En même temps, on a reçu plein de gens ici
qui faisaient la campagne, qui nous disaient : « Quand on rencontre des électeurs
du Rassemblement national quand on fait du porte à porte,
on ne sait pas sur qui on va tomber. On toque à la porte
et tout de suite, on a ce qu'on entend sur CNews
qui vient en premier lieu si on ne pose pas d'autres questions
pour savoir de quoi les gens ont envie dans leur vie quotidienne
ou dans leur vie très concrète. » Ça, c'est très important, ce qu'on appelle
la bollorisation de l'ambiance. Mais j'aimerais ajouter autre chose. Je pense que ces médias
servent aussi, ont aussi pour effet d'influer considérablement sur
ce qui fabrique l'offre politique. Or, on a bien vu à la faveur
de cette élection que l'offre est quelque chose
de décisif. Un électeur, par définition,
ne sait pas dans l'absolu pour qui il va voter. D'ailleurs, il n'a pas le choix,
ça dépend des candidats dans sa circonscription,
par exemple. Et l'offre politique,
entendue au sens large, c'est-à-dire qui a le droit
d'être candidat, qui sera Premier ministre,
qui sera présidentiable, mais aussi de quels thèmes
on a le droit de parler, tout ça est vraiment fabriqué
par ce type de médias, comme par tous les médias
en règle générale. Mais ces médias-là ont pris
une importance décisive dans la fabrication de l'offre,
c'est-à-dire qu'en fait, ce n'est pas tant l'effet qu'ils auraient directement
sur les électeurs, c'est une mauvaise question de savoir si la télévision
fait l'élection. En fait, elle la fait
de façon très indirecte en participant
à la structuration de l'offre. Si on reprend l'exemple
de la manipulation avec cette couv', cette une du JDD au dernier moment, en fait, on voit,
l'argument a été soulevé par Yunnes, l'effet sur la manière dont ça affaiblit éventuellement
la macronie, mais ça vient aussi percuter
l'intérieur de la gauche où, rappelons-le, dans le programme
du Nouveau Front populaire figure l'abrogation
de la loi immigration. Alors, qu'est-ce que
ça veut dire, en fait ? Finalement, on a là
une offre politique de gauche qui propose de se débarrasser
de cette loi, mais le simple fait de retoucher
un tout petit peu cette loi provoque un gigantesque scandale. Donc, ça a des effets considérables sur des formes d'autocensure
à gauche, y compris par exemple sur :
« Vous vous rendez compte, on ne peut pas arriver au pouvoir et immédiatement abroger
cette loi », par exemple. Question d'actualité aujourd'hui.

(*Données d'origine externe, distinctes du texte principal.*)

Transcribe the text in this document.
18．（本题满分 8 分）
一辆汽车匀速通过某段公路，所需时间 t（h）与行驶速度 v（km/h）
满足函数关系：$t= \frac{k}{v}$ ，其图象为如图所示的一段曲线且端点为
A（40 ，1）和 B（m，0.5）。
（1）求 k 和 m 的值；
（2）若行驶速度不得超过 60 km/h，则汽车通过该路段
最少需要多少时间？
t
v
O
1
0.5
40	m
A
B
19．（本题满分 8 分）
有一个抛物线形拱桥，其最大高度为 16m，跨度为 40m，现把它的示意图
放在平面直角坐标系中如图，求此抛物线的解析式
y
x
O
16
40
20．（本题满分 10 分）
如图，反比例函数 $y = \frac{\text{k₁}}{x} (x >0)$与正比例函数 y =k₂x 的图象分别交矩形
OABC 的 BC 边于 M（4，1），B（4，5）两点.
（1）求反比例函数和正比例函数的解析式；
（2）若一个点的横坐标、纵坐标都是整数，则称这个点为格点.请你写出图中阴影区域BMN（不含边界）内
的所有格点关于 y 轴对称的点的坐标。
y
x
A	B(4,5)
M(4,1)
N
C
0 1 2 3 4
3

Si le Nouveau Front populaire accède d'une manière ou d'une autre
au gouvernement de ce pays, les priorités
vont devoir être établies, il y a des choses très claires
dans leurs engagements et ça, ça y figure. Et de ce point de vue-là,
les médias Bolloré auraient ou auront peut-être
contribué au fait de considérer le fait
d'abroger cette loi comme quelque chose
de pas forcément urgent ou d'un peu dangereux
pour la gauche, par exemple. Voilà les types d'effets. On installe déjà des récits
pour la suite. Safia Dahani,
vous vouliez réagir là-dessus ? Oui, surtout sur ce qui a été dit
un peu avant sur la question
des effets des médias. Je pense que c'est intéressant de parler de représentation
médiatique au sens large, mais on sait
depuis au moins les années 40 que les effets médias
n'ont pas d'effet direct et puissant sur les électeurs,
que ce soient des électeurs du RN ou d'autres types d'électeurs. En fait, généralement, on s'expose
de manière sélective aux médias. On a plutôt tendance
à s'exposer à des médias avec lesquels
on est plutôt d'accord. Par contre, ce qui peut se passer, et c'est pour ça que j'invite
à regarder sur le temps très long de la médiatisation de l'extrême
droite et comment les mots pour la dire et la faire parler
ont évolué, ça peut créer
des représentations nationales, des effets de mise à l'agenda,
des effets de cadrage particuliers, mais il n'y a pas d'effet massif
et direct sur les électeurs. J'imagine que quand on a une chaîne
qui pousse très loin vers la droite jusqu'à faire de la propagande,
ça ouvre la fenêtre de ce qui est dicible ou de ce qui est dit
dans l'espace public. Ça peut confirmer
quelque chose qu'on pensait avant. « Si quelqu'un d'aussi important
à la télévision le dit comme moi, ça m'autorise moi aussi à le dire. » Mais il y a quand même
des dispositions qui arrivent avant qui ne sont pas liées
vraiment aux médias. Juste, je voudrais ajouter une chose
pour dire à quel point, vous avez dit des décennies,
c'est très ancien, c'est-à-dire qu'on n'a pas attendu
Bolloré pour ça. Je me souviens avoir remarqué
un drôle de montage d'articulations qui existait il y a plus de 20 ans
dans le paysage médiatique français. Un hebdomadaire, Marianne, avait pour fonction,
entre autres choses, d'opérer la « blanchisserie »,
j'appelle ça comme ça, la blanchisserie du vocabulaire
de l'extrême droite, en parlant d'immigrationnisme,
en parlant de droit de l'hommisme, en parlant d'européisme,
tous ces mots qui venaient de l'extrême droite et qui ont été
popularisés dans l'espace public. Et puis, après la blanchisserie,
il y avait le pressing de luxe, et c'était la revue Le Débat. Vous vous rendez compte que c'était
les mêmes auteurs, parfois. Aujourd'hui, beaucoup écrivent
dans Causeur. Mais l'origine de ça
et cette activité, il y a des organes de presse
qui étaient plutôt perçus comme de gauche à l'époque,
d'ailleurs, qui ont joué un rôle décisif dans
ces transformations de vocabulaire, et c'est très ancien. Le score du RN aujourd'hui, il est également le produit
de choses qui se sont déroulées il y a 20 ans, il y a 30 ans. Je suis un peu en désaccord
avec vous. Bien sûr, il faut regarder le passé.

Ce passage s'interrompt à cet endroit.